Por: Israel León O’farrill

2012-10-11 04:00:00

 

Una novela que disfruté bastante fue Todos los nombres de José Saramago. Su temática, harto sugerente por las posibilidades que brinda, me atrapó y me hizo reflexionar sobre la posibilidad de perderse en un archivo y empaparse con la esencia de las vidas que han quedado guardadas ahí. Para Saramago fue atractiva la idea de que un empleado en los archivos del registro civil se enamorara de una persona anónima, sin conocerla; una mujer que; sin embargo, hace que su vida adquiera un nuevo sentido, uno de búsqueda, deseo y amor. La novela se lee rápidamente, sin contratiempos, literalmente en una sentada; no obstante, su importancia radica en lo simple de la premisa, como lo menciona Maritza Álvarez en una reseña para la revista Sapiens de Venezuela: “Todos los nombres nos conecta con el mundo de los sueños personales en una sociedad que cosifica y deshumaniza, es un canto al amor desde el mundo de la soledad”. Una sociedad que cada vez se pierde más en papeleos y trámites, en certificaciones diversas repletas de más papeleos, en solicitudes que no llegan a ninguna parte –como las famosas solicitudes de empleo que cualquiera pide en una papelería–, que irremediablemente pierde identidad en montones y montones de documentos, sellos y formas, y que poco a poco se desvanecerá, como Archibald “Harry” Tuttle (interpretado por Robert de Niro) en la película Brazil (1985), de Terry Gilliam: engullido por una tormenta de oficios, memos y cartas. 
Para Saramago, los papeles significan algo, son personas con vidas y muertes que han quedado registradas en las estanterías de los registros civiles; sin embargo, en los estantes de muchos otros archivos existen documentos diversos que dan cuenta del paso del ser humano en el tiempo y el espacio, que son huella innegable de que ahí estuvo alguien, que fue dueño de una parcela que a su vez había pertenecido a su padre y antes al padre de éste y así por varias generaciones  y que había servido para cosechar maíz; que la vendió en medio de una terrible necesidad a otro alguien, profesionista que gracias a un préstamo de Infonavit ahora podrá construirse una casa para dar refugio a sus tres hijos, esposa y la suegra que se le coló porque el suegro falleció y la dejó en la calle… Los documentos son piezas fundamentales para entender el pasado y comprender el presente, uno que con el correr del tiempo será a su vez pasado y que justificará presentes futuros.
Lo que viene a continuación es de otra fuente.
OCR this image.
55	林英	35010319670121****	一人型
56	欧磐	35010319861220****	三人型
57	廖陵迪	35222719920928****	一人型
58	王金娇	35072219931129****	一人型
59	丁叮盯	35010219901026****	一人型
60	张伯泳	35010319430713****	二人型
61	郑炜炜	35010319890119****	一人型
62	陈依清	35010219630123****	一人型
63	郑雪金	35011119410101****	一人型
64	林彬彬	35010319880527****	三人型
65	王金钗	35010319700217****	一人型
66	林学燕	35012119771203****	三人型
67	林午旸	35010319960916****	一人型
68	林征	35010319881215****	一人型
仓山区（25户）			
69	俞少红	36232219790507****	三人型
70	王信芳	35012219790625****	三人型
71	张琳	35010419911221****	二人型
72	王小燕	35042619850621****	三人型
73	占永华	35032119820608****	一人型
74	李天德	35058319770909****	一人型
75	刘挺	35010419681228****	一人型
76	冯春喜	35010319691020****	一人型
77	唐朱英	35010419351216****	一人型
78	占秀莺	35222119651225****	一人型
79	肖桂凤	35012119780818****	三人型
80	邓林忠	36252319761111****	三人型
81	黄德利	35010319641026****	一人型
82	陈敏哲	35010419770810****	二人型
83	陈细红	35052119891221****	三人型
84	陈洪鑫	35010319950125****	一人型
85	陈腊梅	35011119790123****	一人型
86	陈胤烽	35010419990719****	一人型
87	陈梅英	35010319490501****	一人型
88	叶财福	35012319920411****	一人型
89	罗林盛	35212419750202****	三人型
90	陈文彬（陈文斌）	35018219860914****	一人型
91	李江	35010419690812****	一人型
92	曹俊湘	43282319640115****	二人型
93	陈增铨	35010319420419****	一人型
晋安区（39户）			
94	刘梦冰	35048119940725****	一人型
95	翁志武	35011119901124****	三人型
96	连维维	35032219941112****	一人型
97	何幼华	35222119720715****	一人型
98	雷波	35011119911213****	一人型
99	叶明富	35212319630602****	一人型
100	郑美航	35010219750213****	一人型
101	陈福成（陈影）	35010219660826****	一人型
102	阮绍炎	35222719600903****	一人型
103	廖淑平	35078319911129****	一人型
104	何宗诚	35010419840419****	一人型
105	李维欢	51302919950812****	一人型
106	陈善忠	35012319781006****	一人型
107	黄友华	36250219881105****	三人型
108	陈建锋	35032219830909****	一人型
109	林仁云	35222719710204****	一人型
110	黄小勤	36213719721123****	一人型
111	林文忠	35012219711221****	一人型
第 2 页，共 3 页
Esa vena que tengo de historiador –sea como estudioso del pasado a través de las herramientas que nos da la historia o de nuestro tiempo inmediato como en estas líneas– me hace fijarme en esas pequeñas circunstancias atrapadas en los documentos de un siglo remoto, en los muros de un edificio antiguo, en la expresión de un dintel maya, en las pinturas murales en un templo, en los haluros contenidos en una película del siglo XX…
Y fue curiosamente en el Archivo de Centroamérica, en Ciudad de Guatemala, donde constaté algunas de las cosas que acá comento. En unos documentos de inicios del siglo XVIII que revisaba, leí la llamada desesperada de auxilio de la gente del Presidio del Petén –que se encontraba en una isla en el lago Petén Itzá– que pedía más pertrechos y efectivos para defender una plaza que hacía apenas unos años había sido conquistada, que ya estaba dejada a su suerte y constantemente sentían el acoso de los indígenas que vivían en el entorno. Más adelante, al levantar la mirada de los documentos que revisaba, observé que diversas personas, solas o en grupos, hacían uso de los documentos… Por acá otro estudiante; por allá un grupo de personas estudiaban unos documentos que detallan límites territoriales con el objeto de dirimir algún problema de tierras; más allá, alguien solicitaba el acta de defunción de un familiar. Todo ese desfile de personas, documentos y vidas, se lleva en perfecto orden, en silencio y con el respeto debido a los documentos que suelen ser muy viejos y pueden dañarse con movimientos bruscos. Encontré –al menos en las personas que vi– una reverencia a los documentos que les daban, sea por su antigüedad o por lo que contienen. Cabe aclarar que no son el estereotipo del “ratón de biblioteca”; por el contrario, son personas de su tiempo trayendo el pasado para resolver lo que hoy les preocupa, nada más.     
Habrá quien los vea como rarezas.  Ello sucede porque nuestra sociedad actual, al igual que la que señala Saramago, está perdida en la burocracia de la burocracia de la burocracia –una de tercer orden, tan ridículo como suena– y poco interés le brinda a un pasado remoto: más de 20 años es una eternidad para un mundo que se mueve tan aprisa que al año de haber salido cualquier tecnología queda rebasada por otra. Lo que es más, como dicen muchos hoy: “si no está en la red no existe”… ¡Paradoja total en la era de la información! No hace mucho, me decía una buena amiga que pese a estar cerca de la Historia y a que tuvo la oportunidad de hacer investigación documental, decidió dedicarse a otra cosa por miedo a perderse en un archivo atraída como polilla por la destellante información que hay allí. Como vemos a través del Archivo en Centroamérica,   Todos los nombres de Saramago, lo mismo que la historia, son en esencia  “todas las cosas”, las “propiedades”, las “alegrías, tristezas, disgustos”, las “sorpresas” y las “certezas” confirmadas... en una frase, “todas las vidas”.